Nine Week Old Chicks

just two a day, so not enough for breakfast, but I saved them up all week and have them for a big Saturday morning feast! I began to save up the shells to feed back to the chickens for calcium and I got Vincent involved with that process.  I wash them, and dry them, and he crushes them with a potato masher and take it outside for the hens to eat.  You do have to be careful though, because if they realize they are eating egg shells, they can go canabalistic and eat their own egg!!  When the leghorns started laying in the spring, we  had enough eggs to share on occasion. I picked up an egg cook book at Goodwill and I began cooking all kinds of things with eggs, from quiche to rice pudding.

Vincent Doing His Chores

Vincent Doing His Chores

We butchered our leghorn roosters once we realized they weren’t going to get any bigger. They are quite scrawny, as they are an egg layer breed. This time we cut them into parts to make them fit in the freezer better.  Our meat processing capabilities are limited by freezer space.  If we ever did do a meat flock, we would need another refrigerator.  Instead we decided to get some Rhode Island Reds, and we found a local farmer who was selling 9 week old chicks and we bought 10 for $40. The best part is that they were old enough to sex, and out of the 10, 9 were hens!
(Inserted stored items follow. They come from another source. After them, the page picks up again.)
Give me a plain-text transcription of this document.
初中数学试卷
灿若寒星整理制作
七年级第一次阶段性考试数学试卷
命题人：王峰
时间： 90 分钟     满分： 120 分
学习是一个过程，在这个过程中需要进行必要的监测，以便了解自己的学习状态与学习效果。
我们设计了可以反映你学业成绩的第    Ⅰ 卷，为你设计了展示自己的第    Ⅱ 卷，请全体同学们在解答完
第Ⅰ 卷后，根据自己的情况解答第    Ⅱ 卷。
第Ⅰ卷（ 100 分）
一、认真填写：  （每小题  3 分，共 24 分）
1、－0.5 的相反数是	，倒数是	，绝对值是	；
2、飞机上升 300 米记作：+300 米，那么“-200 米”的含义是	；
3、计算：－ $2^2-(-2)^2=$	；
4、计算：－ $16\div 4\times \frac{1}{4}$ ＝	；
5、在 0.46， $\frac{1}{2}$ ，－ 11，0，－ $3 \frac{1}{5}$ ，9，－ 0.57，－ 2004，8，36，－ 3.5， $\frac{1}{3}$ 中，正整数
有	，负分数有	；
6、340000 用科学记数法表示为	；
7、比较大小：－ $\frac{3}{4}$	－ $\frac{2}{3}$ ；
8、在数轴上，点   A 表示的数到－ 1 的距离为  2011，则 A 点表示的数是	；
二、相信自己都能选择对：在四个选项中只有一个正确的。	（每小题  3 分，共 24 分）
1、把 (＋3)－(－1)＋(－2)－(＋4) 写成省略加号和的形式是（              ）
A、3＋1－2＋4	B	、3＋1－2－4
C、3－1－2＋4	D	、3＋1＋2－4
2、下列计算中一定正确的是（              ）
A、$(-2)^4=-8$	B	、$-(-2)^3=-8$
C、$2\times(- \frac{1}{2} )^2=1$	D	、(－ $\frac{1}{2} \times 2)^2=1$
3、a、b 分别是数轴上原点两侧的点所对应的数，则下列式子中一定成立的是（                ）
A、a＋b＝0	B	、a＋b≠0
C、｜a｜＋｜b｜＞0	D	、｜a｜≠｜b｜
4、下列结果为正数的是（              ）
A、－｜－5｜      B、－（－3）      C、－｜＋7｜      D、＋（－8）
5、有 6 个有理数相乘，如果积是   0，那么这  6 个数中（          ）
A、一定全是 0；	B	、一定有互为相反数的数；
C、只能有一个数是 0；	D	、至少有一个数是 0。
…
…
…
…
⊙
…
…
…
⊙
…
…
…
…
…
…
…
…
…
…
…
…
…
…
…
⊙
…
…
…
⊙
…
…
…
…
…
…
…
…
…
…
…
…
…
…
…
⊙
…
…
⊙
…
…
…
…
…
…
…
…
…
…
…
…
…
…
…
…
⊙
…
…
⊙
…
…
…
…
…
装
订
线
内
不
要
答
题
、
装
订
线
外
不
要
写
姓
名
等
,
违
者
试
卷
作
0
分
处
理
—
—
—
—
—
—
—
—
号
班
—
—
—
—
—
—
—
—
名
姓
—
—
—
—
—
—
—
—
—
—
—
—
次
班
We have had a few losses due to natural causes, and our neighbor’s dog ate several hens this past fall, so we had to stop letting the Chickens free range. We decided to connect the two coops together to give them more space, but ultimately we plan on building a “Chicken Tractor” which is a enclosed coop that you move every morning to a new patch of green grass. This way they can still forage and eat greens, but they are less likely to get eaten by my neighbor’s dog. It’s also better for the yard, as chickens kept in one spot will destroy the grass eventually, and as they are moved every day they leave behind just the right amount of chicken manure to keep the yard healthy.  With the additional Rhode Island Reds we have plenty of eggs!! Now Vincent collects the eggs using a golf ball basket that we purchased at a yard sale this past spring!


2 responses to this post.

  1. Hey, Liz-

    Love your site! I did research chicken tractors. I have plenty of room to build a permanent coop. Are the hens happier when they can change the view? I plan to get a coop or tractor built in the next few weeks. Can you help me get a few hens to get started? I remember you mentioning that you were breeding new chicks? I’m totally new at raising eggs, so I have a lot to learn yet!

    Diana (from UU)


    • Chicken tractors have the advantage of providing pasture to the chickens. They eat grass and bugs, but if you leave them in one spot for long, they will kill all the grass. Plus, moving them around the property will fertilize it, and keep the parasite load down to a minimum. It’s just plain healthier for them. I only plan on using the CT in the spring, summer and fall, and then in the winter they go into the stationary coop, where there is electricity to keep the lights on and the water heated. I’ll let you know how the hatch goes, and your best bets art to get a copy of “Storey’s Guide to Chickens” and ask questions at . Thanks for visiting my blog! See you at church!